Хохочем. Я вспоминаю, как поступала в московское театральное училище, мне посоветовали избавляться потихоньку от певучего провинциального акцента. Мне! Жительнице столичного города Минска. А потом подружка — коренная москвичка, делавшая карьеру модели, жаловалась, что самое сложное в Лондонах, Парижах да Нью–Йорках отряхнуть с себя пыль российских дорог. Интересно, это уже финиш или те, кого мама с папой везли из роддома в двухъярусном красном автобусе, тоже куда–то «понаехали»?
«Провинциальность» — слово премилое, только попало оно в плохое противостояние «столичности». И вот уже ни запах трав, ни вкус родниковой воды не затмят того яркого желания свалить из деревни, которое с 1926 по 1982 год передвинуло миллионы советских сельских жителей в городки, города и мегаполисы.
— Все самое лучшее в городе, але ж я ужо старая, — вздыхала моя бабуля и шла косить траву.

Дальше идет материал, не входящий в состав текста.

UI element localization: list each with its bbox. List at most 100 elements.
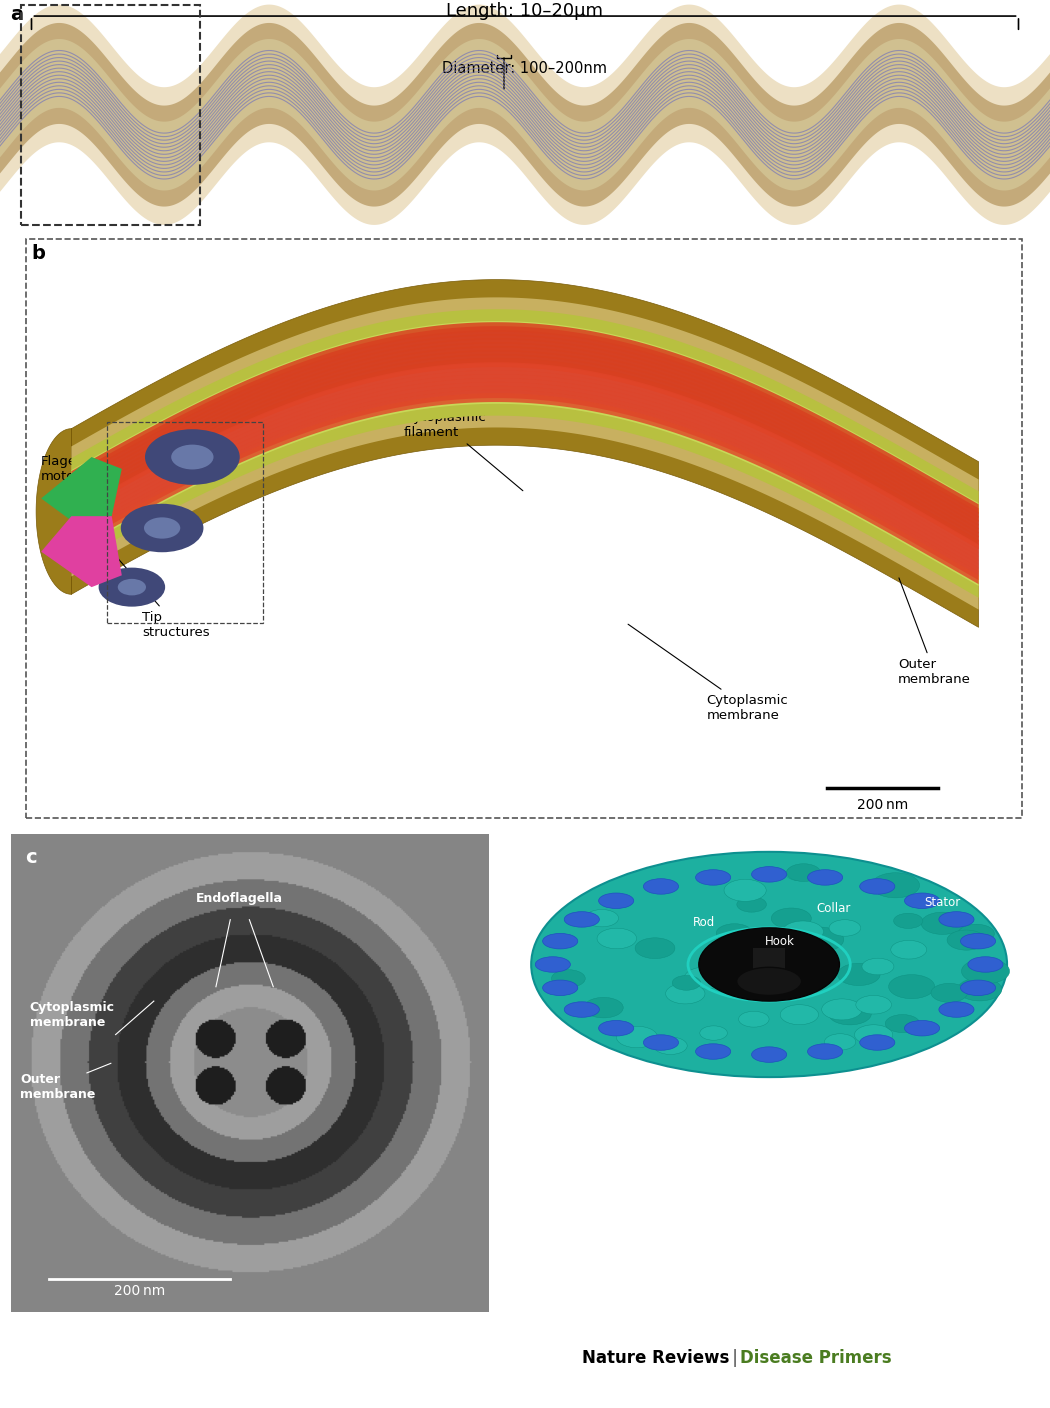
- Circle shape: [855, 1025, 892, 1045]
- Circle shape: [785, 866, 815, 881]
- Ellipse shape: [807, 870, 843, 886]
- Circle shape: [772, 908, 812, 929]
- Ellipse shape: [752, 866, 786, 881]
- Circle shape: [782, 921, 823, 942]
- Circle shape: [716, 924, 753, 943]
- Circle shape: [931, 983, 967, 1002]
- Circle shape: [685, 967, 727, 988]
- Polygon shape: [71, 327, 979, 518]
- Circle shape: [780, 1005, 819, 1025]
- Ellipse shape: [961, 980, 995, 995]
- Polygon shape: [0, 39, 1050, 190]
- Circle shape: [654, 1038, 687, 1055]
- Circle shape: [921, 912, 964, 935]
- Circle shape: [121, 504, 204, 552]
- Ellipse shape: [564, 912, 600, 926]
- Ellipse shape: [961, 934, 995, 949]
- Text: |: |: [727, 1349, 743, 1367]
- Circle shape: [856, 995, 891, 1014]
- Polygon shape: [71, 280, 979, 628]
- Polygon shape: [71, 386, 979, 576]
- Circle shape: [822, 998, 862, 1019]
- Polygon shape: [71, 366, 979, 562]
- Text: Rod: Rod: [693, 915, 715, 929]
- Ellipse shape: [536, 957, 570, 972]
- Text: a: a: [10, 4, 23, 24]
- Ellipse shape: [598, 1021, 634, 1036]
- Ellipse shape: [904, 893, 940, 908]
- Circle shape: [890, 941, 927, 959]
- Ellipse shape: [807, 1043, 843, 1059]
- Bar: [21, 4, 200, 225]
- Text: Cytoplasmic
filament: Cytoplasmic filament: [404, 411, 523, 491]
- Circle shape: [830, 919, 861, 936]
- Text: Hook: Hook: [765, 935, 795, 949]
- Text: Cytoplasmic
membrane: Cytoplasmic membrane: [29, 1001, 114, 1029]
- Polygon shape: [36, 428, 71, 594]
- Polygon shape: [71, 390, 979, 580]
- Circle shape: [824, 1033, 856, 1050]
- Text: c: c: [25, 848, 37, 867]
- Text: Collar: Collar: [817, 901, 852, 915]
- Polygon shape: [71, 379, 979, 576]
- Ellipse shape: [543, 980, 578, 995]
- Text: Nature Reviews: Nature Reviews: [583, 1349, 730, 1367]
- Text: Length: 10–20µm: Length: 10–20µm: [446, 3, 604, 20]
- Text: b: b: [32, 244, 45, 263]
- Text: Tip
structures: Tip structures: [104, 542, 210, 639]
- Ellipse shape: [904, 1021, 940, 1036]
- Ellipse shape: [695, 870, 731, 886]
- Polygon shape: [71, 370, 979, 560]
- Circle shape: [862, 959, 894, 974]
- Circle shape: [888, 974, 934, 998]
- Polygon shape: [71, 366, 979, 556]
- Circle shape: [597, 928, 636, 949]
- Ellipse shape: [598, 893, 634, 908]
- Ellipse shape: [531, 852, 1007, 1077]
- Ellipse shape: [695, 1043, 731, 1059]
- Polygon shape: [71, 322, 979, 514]
- Circle shape: [145, 429, 239, 484]
- Polygon shape: [71, 334, 979, 525]
- Bar: [753, 948, 785, 981]
- Text: Diameter: 100–200nm: Diameter: 100–200nm: [442, 62, 608, 76]
- Circle shape: [666, 983, 705, 1004]
- Polygon shape: [41, 458, 122, 528]
- Polygon shape: [71, 372, 979, 569]
- Ellipse shape: [564, 1001, 600, 1017]
- Circle shape: [144, 517, 181, 539]
- Text: Flagellar motor: Flagellar motor: [607, 829, 739, 845]
- Polygon shape: [71, 382, 979, 572]
- Circle shape: [616, 1026, 657, 1048]
- Polygon shape: [71, 349, 979, 542]
- Polygon shape: [71, 345, 979, 542]
- Polygon shape: [71, 297, 979, 610]
- Circle shape: [958, 979, 1002, 1001]
- Circle shape: [738, 1011, 769, 1026]
- Polygon shape: [71, 338, 979, 529]
- Circle shape: [672, 976, 700, 990]
- Polygon shape: [71, 342, 979, 534]
- Polygon shape: [71, 321, 979, 586]
- Text: Disease Primers: Disease Primers: [740, 1349, 891, 1367]
- Circle shape: [601, 932, 631, 948]
- Circle shape: [735, 943, 763, 957]
- Circle shape: [585, 910, 618, 926]
- Polygon shape: [0, 4, 1050, 225]
- Circle shape: [796, 926, 844, 952]
- Circle shape: [724, 880, 766, 901]
- Polygon shape: [71, 338, 979, 535]
- Ellipse shape: [968, 957, 1003, 972]
- Ellipse shape: [644, 879, 678, 894]
- Circle shape: [947, 931, 986, 950]
- Ellipse shape: [737, 967, 801, 995]
- Circle shape: [828, 1002, 872, 1025]
- Polygon shape: [71, 375, 979, 565]
- Text: Stator: Stator: [924, 895, 961, 910]
- Text: Outer
membrane: Outer membrane: [20, 1073, 96, 1101]
- Ellipse shape: [939, 1002, 974, 1017]
- Polygon shape: [71, 329, 979, 522]
- Polygon shape: [71, 377, 979, 569]
- Ellipse shape: [644, 1035, 678, 1050]
- Polygon shape: [71, 362, 979, 552]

Я обожала этот запах. Смотрела, как лихо она управляется с зарослями, и мысли не было, что это тяжело. В городе летом плавился асфальт, а здесь, в деревне, из коровы лилось теплое молоко и сыпались с деревьев сливы. Именно так, мне казалось, что здесь, в деревне, все делается само собой. И само по себе — хорошо! Я мечтала пойти учиться в сельскую школу. Там шлепали по попе. В городе смотрели строго и мстительно обещали исключить из пионерской организации. Приходилось бояться. Лучше б побили. Как–то ближе к осени я попросила родителей не забирать меня от бабушки.
— Ты что?! Совсем рехнулась, не представляешь, что там за жизнь...
Мои папа с мамой «понаехали». С маленькими чемоданчиками, бились за место под городским солнцем, ждали квартиру в столичном районе. Гордились новой пропиской. Внесли манатки и меня.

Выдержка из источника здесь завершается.